Trabzonspor'un dengeli bir takım olmadığını biliyoruz. Hele bir de Lille
maçını düşünerek rotasyon yaptığınızda bu gerçek tüm çıplaklığıyla öne
çıkıyor. Aynen dün olduğu gibi...
Hücumda sadece Burak'a dayalı pozisyon üretme dışında başka bir
alternatifi olmayan bir takım... Beşiktaş maçından farklı dört oyuncu
var. Volkan Şen, Adrian, Henrique ve Sapara. Trabzonspor'un oyun
sisteminde orta sahada Colman'ın yokluğunda onun görevini yapabilecek
oyuncu Sapara değil. Sapara, ancak öndeki oyuncunun arkasında görev
verilirse takıma katkı yapar. Henrique aynı Halil gibi sol kenarın
oyuncusu değil. Burak'ın yerinde görev verilse takımına daha fazla katkı
yapar.
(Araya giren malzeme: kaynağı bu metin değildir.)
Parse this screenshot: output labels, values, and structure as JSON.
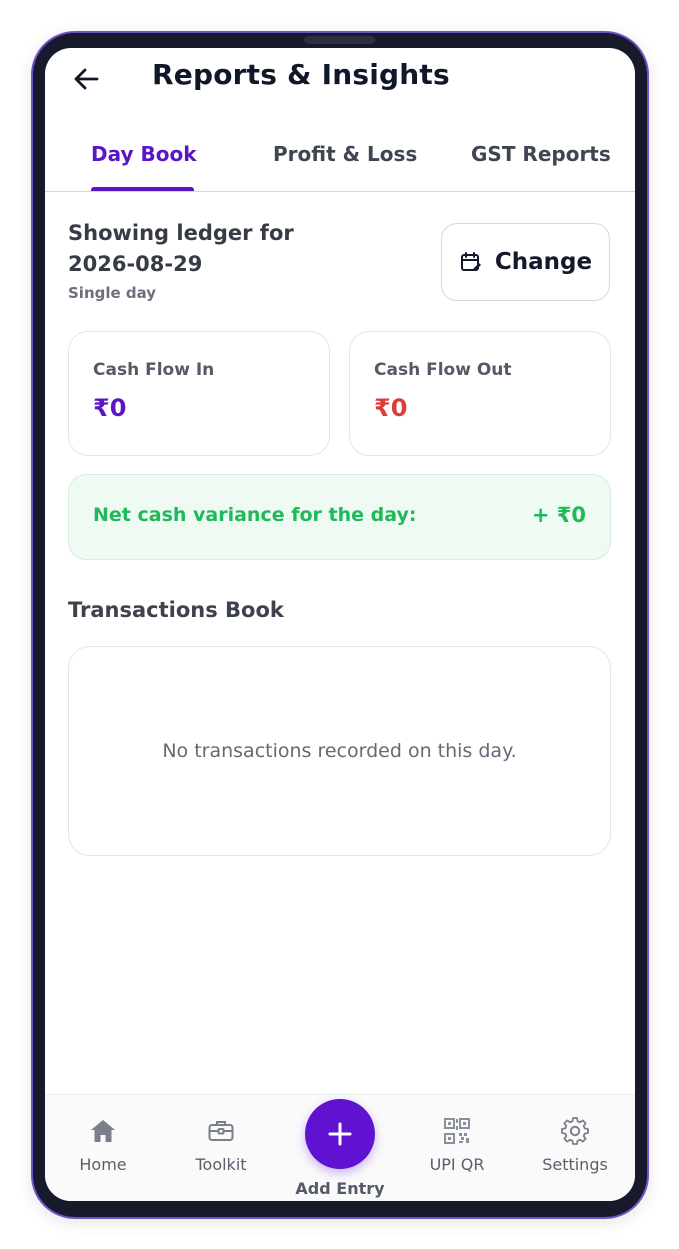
{
  "app": {
    "title": "Reports & Insights"
  },
  "tabs": [
    {
      "label": "Day Book",
      "active": true
    },
    {
      "label": "Profit & Loss",
      "active": false
    },
    {
      "label": "GST Reports",
      "active": false
    }
  ],
  "ledger": {
    "title": "Showing ledger for 2026-08-29",
    "subtitle": "Single day",
    "change_label": "Change"
  },
  "cards": {
    "cash_in": {
      "label": "Cash Flow In",
      "value": "₹0",
      "color": "#5a15c4"
    },
    "cash_out": {
      "label": "Cash Flow Out",
      "value": "₹0",
      "color": "#e03a3a"
    }
  },
  "variance": {
    "label": "Net cash variance for the day:",
    "value": "+ ₹0",
    "color": "#1fb959"
  },
  "transactions": {
    "title": "Transactions Book",
    "empty_message": "No transactions recorded on this day."
  },
  "bottom_nav": {
    "items": [
      {
        "label": "Home",
        "icon": "home-icon"
      },
      {
        "label": "Toolkit",
        "icon": "briefcase-icon"
      },
      {
        "label": "Add Entry",
        "icon": "plus-icon"
      },
      {
        "label": "UPI QR",
        "icon": "qr-code-icon"
      },
      {
        "label": "Settings",
        "icon": "gear-icon"
      }
    ]
  },
  "colors": {
    "accent": "#5a15c4",
    "danger": "#e03a3a",
    "success": "#1fb959"
  }
}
Dün ilk yarıda önde Burak tek oyuncu olarak kaldı. Henrique ve Volkan Şen, Burak'a yaklaşmayı hiç düşünmediler. Orta
sahadan da ne Sapara ne de Adrian gerekli desteği vermediği için
Trabzonspor gol pozisyonu üretemedi. Bir de önde oynayan oyuncuların
akıl almaz top kayıpları ve top rakibe geçtiğinde geri dönüşlerde geç
kalmaları yüzünden Sivasspor, Trabzonspor'un özellikle sol kenarından
Grosicki ile atak girişimlerini sıkça geliştirdi. Trabzonspor'un yediği
gol öncesinde Zokora'nın o çalımı yememesi gerekirdi.
KALECİ HATALARI GOL GETİRDİ
İkinci yarıda Trabzonspor'da Henrique ilk kez Burak'a yakın olduğu anda attığı golle takımına hayat verdi. Ardından Volkan Şen'in kalecinin hatasından attığı ikinci golden sonra ise Trabzonspor'un oyunu kontrol etmesi gerekiyordu. Fakat savunmanın ve de Tolga'nın büyük hatası, Erman'a golü hediye edince Sivas deplasmanından bir puan çıktı.
Artık Trabzonspor için tarihi bir fırsat var. Eğer, Lille maçından
gerekli sonucu alabilirlerse hem Türk futbolu hem de kendileri için çok
önemli bir başarıya imza atacaklar. Şimdiden kendilerine başarılar
diliyorum.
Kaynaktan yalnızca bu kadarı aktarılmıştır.